Nitish Kumar welcomes leader from Red Fort area into party, takes another dig at Narendra Modi

Nitish Kumar welcomes leader from Red Fort area into party, takes another dig at Narendra Modi

Bihar Chief Minister Nitish Kumar with Samajwadi Party chief Mulayam Singh at an anti-communalism rally in Delhi. (PTI)

New Delhi: Nitish Kumar, who launched a fierce attack on political rival Narendra Modi in Bihar yesterday, continued making digs at the BJP leader as he landed in Delhi this morning.

Welcoming new members to his party, the Janata Dal United, the Bihar Chief Minister observed, "The councillor from the Red Fort area in Delhi is now ours. Many others dream of unfurling the flag at the Red Fort, but our flag flies high there already."

He also said, "They may or may not realise their Red Fort dream, but their rallies definitely have a Red Fort on stage."

He was alluding to a Modi rally in election-bound Chhattisgarh last month, where a fond BJP built a model of Delhi's Red Fort on the stage for its presumptive prime minster.

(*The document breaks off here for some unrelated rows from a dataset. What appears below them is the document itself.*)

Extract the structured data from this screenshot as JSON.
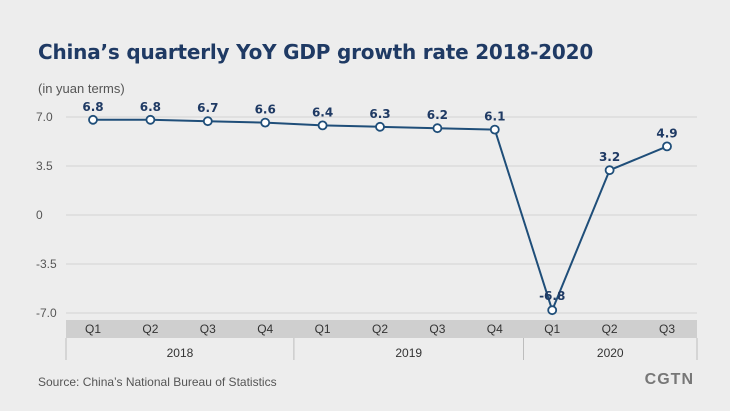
{
  "header": {
    "title": "China’s quarterly YoY GDP growth rate 2018-2020",
    "unit_note": "(in yuan terms)"
  },
  "footer": {
    "source": "Source: China’s National Bureau of Statistics",
    "brand": "CGTN"
  },
  "colors": {
    "line": "#1f4e79",
    "marker_fill": "#ffffff",
    "text_dark": "#1f3a64",
    "grid": "#d4d4d4",
    "axis_band": "#cfcfcf"
  },
  "chart_data": {
    "type": "line",
    "title": "China’s quarterly YoY GDP growth rate 2018-2020",
    "ylabel": "(in yuan terms)",
    "xlabel": "",
    "ylim": [
      -7.0,
      7.0
    ],
    "yticks": [
      7.0,
      3.5,
      0,
      -3.5,
      -7.0
    ],
    "ytick_labels": [
      "7.0",
      "3.5",
      "0",
      "-3.5",
      "-7.0"
    ],
    "grid": true,
    "categories": [
      "Q1",
      "Q2",
      "Q3",
      "Q4",
      "Q1",
      "Q2",
      "Q3",
      "Q4",
      "Q1",
      "Q2",
      "Q3"
    ],
    "groups": [
      {
        "label": "2018",
        "count": 4
      },
      {
        "label": "2019",
        "count": 4
      },
      {
        "label": "2020",
        "count": 3
      }
    ],
    "series": [
      {
        "name": "YoY GDP growth rate",
        "values": [
          6.8,
          6.8,
          6.7,
          6.6,
          6.4,
          6.3,
          6.2,
          6.1,
          -6.8,
          3.2,
          4.9
        ],
        "labels": [
          "6.8",
          "6.8",
          "6.7",
          "6.6",
          "6.4",
          "6.3",
          "6.2",
          "6.1",
          "-6.8",
          "3.2",
          "4.9"
        ]
      }
    ]
  }
}
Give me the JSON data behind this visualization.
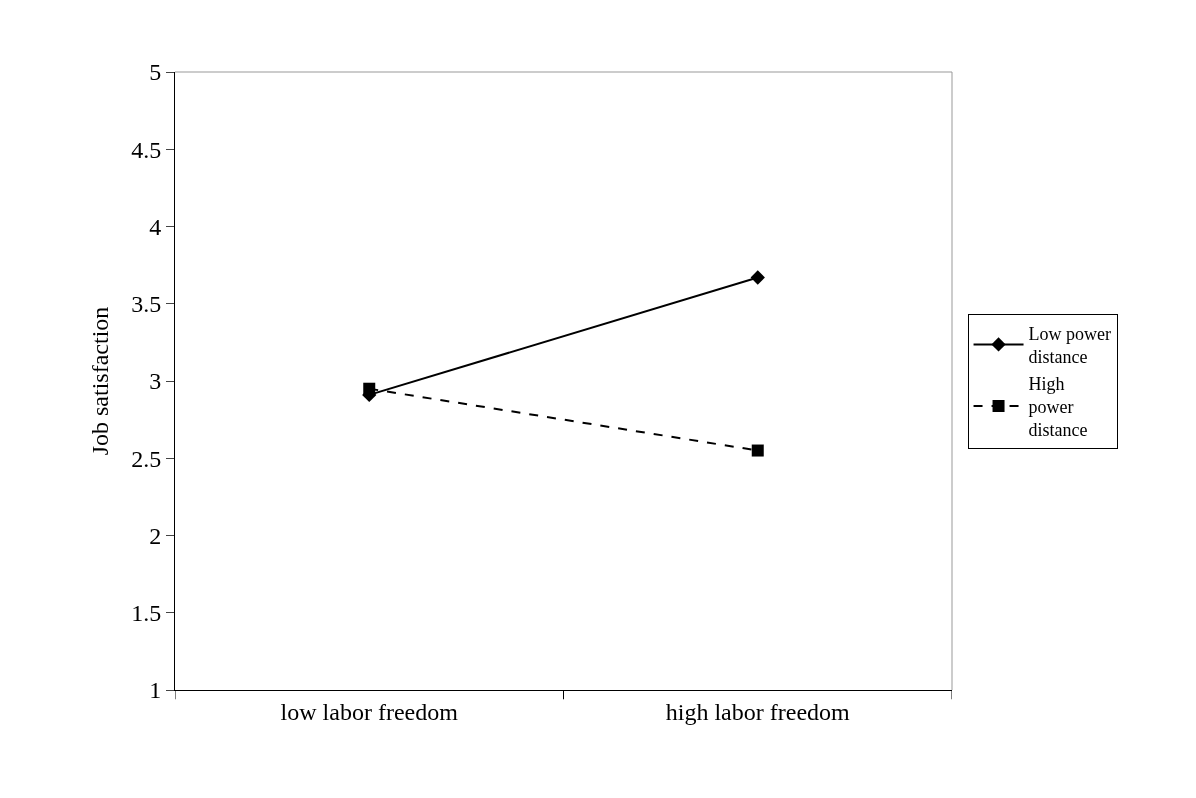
{
  "chart_data": {
    "type": "line",
    "ylabel": "Job satisfaction",
    "categories": [
      "low labor freedom",
      "high labor freedom"
    ],
    "series": [
      {
        "name": "Low power distance",
        "color": "#000000",
        "values": [
          2.91,
          3.67
        ],
        "marker": "diamond",
        "line_style": "solid"
      },
      {
        "name": "High power distance",
        "color": "#000000",
        "values": [
          2.95,
          2.55
        ],
        "marker": "square",
        "line_style": "dashed"
      }
    ],
    "ylim": [
      1,
      5
    ],
    "yticks": [
      1,
      1.5,
      2,
      2.5,
      3,
      3.5,
      4,
      4.5,
      5
    ],
    "grid": false,
    "legend": "right"
  }
}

The BJP hopes that it will be Mr Modi who will unfurl the flag at the Red Fort next year as the country's Prime Minister. At a party convention in Bihar yesterday, Nitish Kumar predicted, "Your Red Fort dream will remain a dream." 

Greeting several leaders who have left the Lok Janshakti Party to join the JD(U), Mr Kumar observed that only his party's alliance with the BJP had prevented them from doing so before this. "Now that wrongs have been corrected, they are back," he said.

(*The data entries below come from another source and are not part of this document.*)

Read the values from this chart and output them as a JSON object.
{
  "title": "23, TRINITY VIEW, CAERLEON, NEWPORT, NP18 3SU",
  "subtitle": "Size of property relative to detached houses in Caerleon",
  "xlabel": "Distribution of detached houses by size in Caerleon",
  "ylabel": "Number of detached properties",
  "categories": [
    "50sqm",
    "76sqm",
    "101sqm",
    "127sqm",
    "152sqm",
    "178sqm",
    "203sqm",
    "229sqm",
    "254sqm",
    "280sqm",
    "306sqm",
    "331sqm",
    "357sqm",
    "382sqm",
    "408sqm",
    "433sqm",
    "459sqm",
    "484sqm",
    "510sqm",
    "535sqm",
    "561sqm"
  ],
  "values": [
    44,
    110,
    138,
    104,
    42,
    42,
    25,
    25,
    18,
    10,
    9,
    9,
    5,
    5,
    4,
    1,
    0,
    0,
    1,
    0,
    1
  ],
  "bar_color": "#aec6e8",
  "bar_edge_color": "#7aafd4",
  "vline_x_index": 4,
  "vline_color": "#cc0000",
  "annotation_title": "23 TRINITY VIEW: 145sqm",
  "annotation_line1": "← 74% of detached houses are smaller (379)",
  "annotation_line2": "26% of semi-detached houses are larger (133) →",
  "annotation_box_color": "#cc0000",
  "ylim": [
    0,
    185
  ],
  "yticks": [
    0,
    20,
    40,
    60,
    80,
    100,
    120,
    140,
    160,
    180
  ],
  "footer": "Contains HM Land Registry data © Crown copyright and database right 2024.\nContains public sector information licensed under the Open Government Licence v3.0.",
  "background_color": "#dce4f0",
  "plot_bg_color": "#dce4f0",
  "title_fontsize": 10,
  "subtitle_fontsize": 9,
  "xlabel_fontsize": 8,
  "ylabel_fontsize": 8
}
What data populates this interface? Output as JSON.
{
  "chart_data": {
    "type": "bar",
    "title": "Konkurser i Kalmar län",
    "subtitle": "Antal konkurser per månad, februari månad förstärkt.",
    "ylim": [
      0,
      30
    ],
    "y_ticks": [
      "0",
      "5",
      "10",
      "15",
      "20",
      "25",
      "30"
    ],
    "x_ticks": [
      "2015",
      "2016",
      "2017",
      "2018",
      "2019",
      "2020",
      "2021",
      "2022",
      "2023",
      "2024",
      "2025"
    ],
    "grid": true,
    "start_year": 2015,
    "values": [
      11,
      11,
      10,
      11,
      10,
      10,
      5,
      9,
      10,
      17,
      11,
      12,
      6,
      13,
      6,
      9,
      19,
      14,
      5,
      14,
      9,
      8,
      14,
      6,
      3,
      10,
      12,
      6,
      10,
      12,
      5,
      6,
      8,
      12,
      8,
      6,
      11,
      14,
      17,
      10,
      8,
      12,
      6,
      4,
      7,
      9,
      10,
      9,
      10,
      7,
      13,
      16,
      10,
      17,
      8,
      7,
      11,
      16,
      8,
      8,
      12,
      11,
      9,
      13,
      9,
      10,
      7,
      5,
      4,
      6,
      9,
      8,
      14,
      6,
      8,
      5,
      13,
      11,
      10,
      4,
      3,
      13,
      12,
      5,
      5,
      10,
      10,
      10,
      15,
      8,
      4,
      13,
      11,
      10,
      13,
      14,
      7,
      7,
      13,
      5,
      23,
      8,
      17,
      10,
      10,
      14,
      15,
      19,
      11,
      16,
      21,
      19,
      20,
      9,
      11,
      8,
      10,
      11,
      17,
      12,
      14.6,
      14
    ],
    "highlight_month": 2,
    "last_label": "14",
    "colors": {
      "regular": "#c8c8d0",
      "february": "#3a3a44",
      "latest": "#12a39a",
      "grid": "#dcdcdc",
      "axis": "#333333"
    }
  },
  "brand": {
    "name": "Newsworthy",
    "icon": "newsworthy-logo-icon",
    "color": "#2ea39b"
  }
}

The BJP has retaliated saying Mr Kumar's sustained diatribe against Mr Modi makes him sound like a man on the verge of losing an election.

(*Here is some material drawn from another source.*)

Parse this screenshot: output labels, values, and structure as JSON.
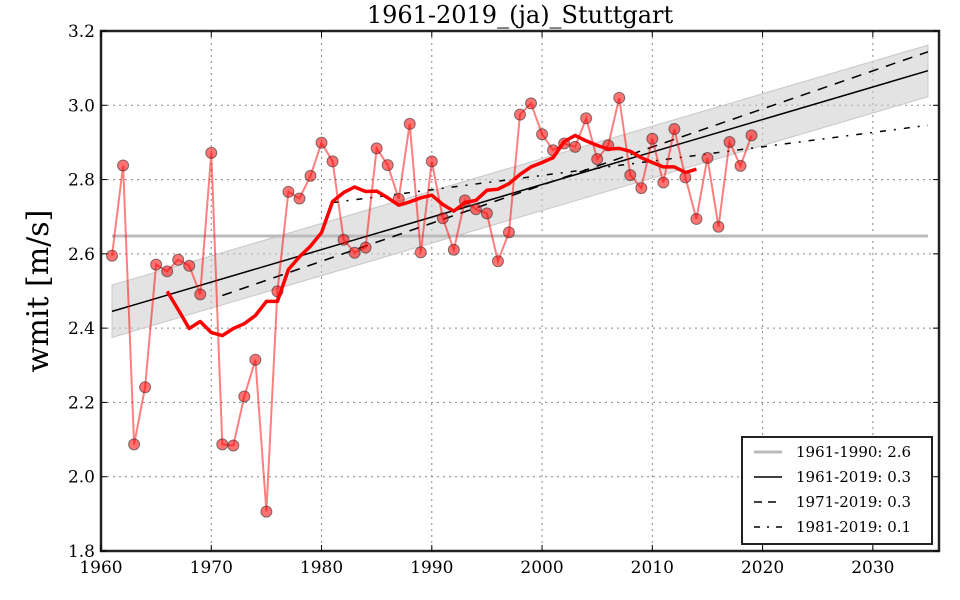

Mr Kumar dumped the BJP in June this year, breaking a 17-year alliance as it became clear, he said, that the party would name Mr Modi as its candidate for prime minster in 2014. Which the BJP did three months later.

Ever since, there has been much speculation on which way the JD(U) will choose to align in next year's general elections.

Mr Kumar attended a convention against communalism organised by the Left in Delhi today along with leaders from 13 other parties. He denied that there a move to re-group a non-Congress, non-BJP Third Front, but said parties must be united in the fight against "communalism and terrorism."